Over the weekend, the Independent Community Bankers of America (ICBA), which represents thousands of small banks, complained to the Treasury and SBA about the “failed technology” and “massive delays” its members were experiencing with the SBA platform, which was not designed to process the huge program.

Community bankers also took to social media to complain about the form changes and being locked out of the system, rebutting claims by President Donald Trump that all was going well.

“Going well?! Hell nearly every community bank in the nation is locked out of the … SBA platform!” Noah W. Wilcox, chief executive and chairman of Grand Rapids State Bank, who chairs the ICBA, tweeted on Sunday.

A senior Trump administration official on Monday defended the progress made so far and said launching such a huge program in just one week was unprecedented.

“As of today – Day 4 – we’ve surpassed $35 billion originated; more than 100,000 small businesses have successfully applied and more than 2,000 lending institutions are up and running,” the person said.

“Starting today, the SBA is offering a lender hotline and our 68 district offices across the country will be available to assist lenders,” the official added.

The Trump administration originally promised the loans in a matter of days.

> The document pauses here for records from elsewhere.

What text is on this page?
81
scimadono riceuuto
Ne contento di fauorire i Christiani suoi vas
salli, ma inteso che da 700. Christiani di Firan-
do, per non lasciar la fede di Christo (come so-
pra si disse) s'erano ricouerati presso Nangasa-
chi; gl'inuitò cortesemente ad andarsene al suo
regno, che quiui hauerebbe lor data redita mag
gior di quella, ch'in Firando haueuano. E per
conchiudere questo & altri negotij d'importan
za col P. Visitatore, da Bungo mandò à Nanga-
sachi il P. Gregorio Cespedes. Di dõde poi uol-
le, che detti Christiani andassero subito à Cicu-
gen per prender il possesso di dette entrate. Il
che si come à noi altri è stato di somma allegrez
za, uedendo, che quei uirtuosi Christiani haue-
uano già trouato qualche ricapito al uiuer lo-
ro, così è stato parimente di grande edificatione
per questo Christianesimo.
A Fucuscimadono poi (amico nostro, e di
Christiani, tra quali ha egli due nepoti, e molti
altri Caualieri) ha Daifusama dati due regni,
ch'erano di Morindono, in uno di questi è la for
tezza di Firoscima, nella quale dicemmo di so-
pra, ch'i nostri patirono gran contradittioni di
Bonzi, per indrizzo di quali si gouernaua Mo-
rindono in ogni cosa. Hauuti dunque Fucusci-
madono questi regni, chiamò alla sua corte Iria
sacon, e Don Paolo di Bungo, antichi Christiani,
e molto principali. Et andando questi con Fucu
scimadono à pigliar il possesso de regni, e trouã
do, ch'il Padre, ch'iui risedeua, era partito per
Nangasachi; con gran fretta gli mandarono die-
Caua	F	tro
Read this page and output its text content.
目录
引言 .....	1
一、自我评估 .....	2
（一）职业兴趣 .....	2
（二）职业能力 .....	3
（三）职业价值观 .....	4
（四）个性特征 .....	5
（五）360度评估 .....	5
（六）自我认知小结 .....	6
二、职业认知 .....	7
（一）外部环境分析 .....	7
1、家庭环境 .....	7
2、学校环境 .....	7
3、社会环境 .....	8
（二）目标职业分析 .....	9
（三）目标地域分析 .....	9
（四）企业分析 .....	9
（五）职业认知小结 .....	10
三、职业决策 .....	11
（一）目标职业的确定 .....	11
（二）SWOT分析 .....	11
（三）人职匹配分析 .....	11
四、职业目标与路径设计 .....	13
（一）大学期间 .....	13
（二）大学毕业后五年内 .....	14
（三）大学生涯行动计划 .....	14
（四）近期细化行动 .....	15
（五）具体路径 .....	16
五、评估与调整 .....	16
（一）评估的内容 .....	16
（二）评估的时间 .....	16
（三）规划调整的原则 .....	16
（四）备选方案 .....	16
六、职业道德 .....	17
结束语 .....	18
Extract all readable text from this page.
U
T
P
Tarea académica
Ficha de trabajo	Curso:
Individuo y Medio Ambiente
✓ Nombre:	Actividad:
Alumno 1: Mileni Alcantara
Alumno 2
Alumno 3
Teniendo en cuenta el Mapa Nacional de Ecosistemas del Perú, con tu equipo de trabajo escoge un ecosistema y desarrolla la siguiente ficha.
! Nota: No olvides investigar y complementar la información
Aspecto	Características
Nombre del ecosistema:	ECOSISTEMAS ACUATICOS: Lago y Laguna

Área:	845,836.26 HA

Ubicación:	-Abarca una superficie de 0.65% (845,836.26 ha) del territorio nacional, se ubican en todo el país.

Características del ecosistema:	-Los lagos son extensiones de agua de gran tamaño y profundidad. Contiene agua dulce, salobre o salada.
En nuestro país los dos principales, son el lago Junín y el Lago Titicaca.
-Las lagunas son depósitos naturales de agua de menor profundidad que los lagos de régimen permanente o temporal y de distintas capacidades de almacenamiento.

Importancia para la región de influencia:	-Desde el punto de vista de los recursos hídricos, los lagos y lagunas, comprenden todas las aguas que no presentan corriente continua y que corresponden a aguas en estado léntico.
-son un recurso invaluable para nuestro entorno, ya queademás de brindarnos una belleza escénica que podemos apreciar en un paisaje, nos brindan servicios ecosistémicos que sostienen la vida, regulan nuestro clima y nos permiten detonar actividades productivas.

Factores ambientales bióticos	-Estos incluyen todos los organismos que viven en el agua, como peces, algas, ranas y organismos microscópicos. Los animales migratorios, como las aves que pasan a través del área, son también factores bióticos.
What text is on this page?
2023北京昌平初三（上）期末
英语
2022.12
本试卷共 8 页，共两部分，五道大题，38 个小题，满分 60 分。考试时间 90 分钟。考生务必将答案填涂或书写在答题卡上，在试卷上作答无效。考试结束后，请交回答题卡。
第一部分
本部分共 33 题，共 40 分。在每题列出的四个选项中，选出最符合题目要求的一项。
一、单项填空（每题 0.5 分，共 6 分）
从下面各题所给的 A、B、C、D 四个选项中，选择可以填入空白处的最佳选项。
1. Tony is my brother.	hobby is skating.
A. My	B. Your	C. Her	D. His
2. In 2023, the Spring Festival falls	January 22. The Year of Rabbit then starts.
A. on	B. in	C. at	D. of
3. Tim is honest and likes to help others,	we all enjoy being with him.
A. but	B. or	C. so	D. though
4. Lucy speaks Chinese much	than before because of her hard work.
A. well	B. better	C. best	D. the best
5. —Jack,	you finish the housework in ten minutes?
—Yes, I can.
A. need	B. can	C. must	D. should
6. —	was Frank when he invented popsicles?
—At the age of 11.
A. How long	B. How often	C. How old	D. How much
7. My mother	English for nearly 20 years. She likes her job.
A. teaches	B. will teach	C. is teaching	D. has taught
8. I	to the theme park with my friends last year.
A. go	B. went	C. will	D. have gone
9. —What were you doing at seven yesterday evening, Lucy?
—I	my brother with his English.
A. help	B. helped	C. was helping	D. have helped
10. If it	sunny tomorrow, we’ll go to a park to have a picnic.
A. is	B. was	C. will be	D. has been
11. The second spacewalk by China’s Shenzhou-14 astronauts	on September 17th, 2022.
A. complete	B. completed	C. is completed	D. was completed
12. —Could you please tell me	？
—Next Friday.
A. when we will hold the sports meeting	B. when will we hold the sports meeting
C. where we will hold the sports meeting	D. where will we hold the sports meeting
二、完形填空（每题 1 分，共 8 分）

It was unclear how much of that $35 billion had been dished out to businesses as of Monday since the banks are the ones who disburse the funds. According to two industry sources, paperwork problems have prevented all but a fraction of banks from distributing the funds.

“It would have been better to have all these things resolved at the front end,” said Carrie Hunt, general counsel for the National Association of Federal Credit Unions.

Some small businesses say they have had problems even finding a willing lender given that many are backed up with thousands of applications and are not processing new clients.

Grant Geiger, CEO of EIR Healthcare, which makes modular healthcare products, said he spent Friday unsuccessfully searching for a bank to take his application after his current bank said it was not yet accepting submissions.

“We were ready last week. Friday morning, we had no place to go,” he told Reuters on Monday.